After the antipasti and our primi, we were up for our secondi, namely entrees. When we sat down, I had seen what looked like the old “cheese rocket“ floating around the dining room. This in fact was the steam table they were wheeling from table to table, serving customers the special of the night — bollito misto — the classic Italian boiled meat dish. Since I hadn’t seen bollito misto since we were in Verona a few years back, I was more than tempted. Now, this was real Italian cooking! Slicing the lamb sausage tableside and fishing pieces of pork shoulder and lamb tongue out of the broth was lovely to behold.
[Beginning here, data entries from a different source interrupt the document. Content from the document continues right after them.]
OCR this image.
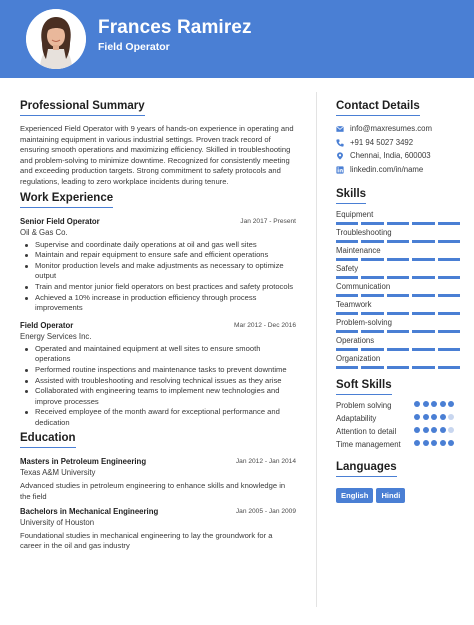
Frances Ramirez
Field Operator
Professional Summary

Experienced Field Operator with 9 years of hands-on experience in operating and maintaining equipment in various industrial settings. Proven track record of ensuring smooth operations and maximizing efficiency. Skilled in troubleshooting and problem-solving to minimize downtime. Recognized for consistently meeting and exceeding production targets. Strong commitment to safety protocols and regulations, leading to zero workplace incidents during tenure.

Work Experience
Senior Field Operator	Jan 2017 - Present
Oil & Gas Co.
Supervise and coordinate daily operations at oil and gas well sites
Maintain and repair equipment to ensure safe and efficient operations
Monitor production levels and make adjustments as necessary to optimize output
Train and mentor junior field operators on best practices and safety protocols
Achieved a 10% increase in production efficiency through process improvements
Field Operator	Mar 2012 - Dec 2016
Energy Services Inc.
Operated and maintained equipment at well sites to ensure smooth operations
Performed routine inspections and maintenance tasks to prevent downtime
Assisted with troubleshooting and resolving technical issues as they arise
Collaborated with engineering teams to implement new technologies and improve processes
Received employee of the month award for exceptional performance and dedication
Education
Masters in Petroleum Engineering	Jan 2012 - Jan 2014
Texas A&M University

Advanced studies in petroleum engineering to enhance skills and knowledge in the field

Bachelors in Mechanical Engineering	Jan 2005 - Jan 2009
University of Houston

Foundational studies in mechanical engineering to lay the groundwork for a career in the oil and gas industry

Contact Details
info@maxresumes.com
+91 94 5027 3492
Chennai, India, 600003
linkedin.com/in/name
Skills
Equipment
Troubleshooting
Maintenance
Safety
Communication
Teamwork
Problem-solving
Operations
Organization
Soft Skills
Problem solving
Adaptability
Attention to detail
Time management
Languages
English Hindi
The portion, while not particularly generous, was delicious (although I would have liked a little bit more broth in my bowl) and it was served with three dipping sauces — spinach, horseradish cream and a pungent red pepper. Lynn’s entree, a lovely piece of duck that was spicy and sweet at the same time, unfortunately was a bit cold by the time we got around to eating it since we ate the bollito misto first.
Meanwhile, the table next to us had already turned twice. The first couple (with the guy wearing the plaid shirt) were nearly finished when we arrived, eyed the dessert menu but decided not to order anything, barely talked to each other, then left. The second couple (also dressed down) looked at the wine list, then the menu and seemed to struggle to find something to eat or drink. When their food did arrive, they picked at the pasta listlessly, ate about half of their roasted rack of lamb and also skipped dessert. Their unhappiness made me wonder was it the space? The menu choices? The high prices?
We finished our second bottle of wine and moved on to dessert. There are lots of sweets on this menu. I was interested in the savory so we ordered a dish that was composed of celery, fresh figs, a celery sorbet (which tasted a lot better than I thought it would) and some marscapone cheese. I absolutely loved this dish — the textures, composition and taste were spot-on. We had also ordered a classic chocolate tartufo with a mixture of dark chocolate and coffee filling. While we thought we were done, our server had taken a liking to us (perhaps because the other tables seemed so unhappy, or maybe because he liked my day-glo “cheat sheet”?) but he brought out a third dessert of pineapple crostata — basically, perfectly cooked chunks of fresh pineapple in an enveloping dough crust.
Did we enjoy the meal? Yes. Was it overpriced? Yes. Was this “authentic Italian cooking?” With bollito misto on the menu, definitely. Would we go back? Probably not. On second thought, if they revamped the space, I would definitely go back.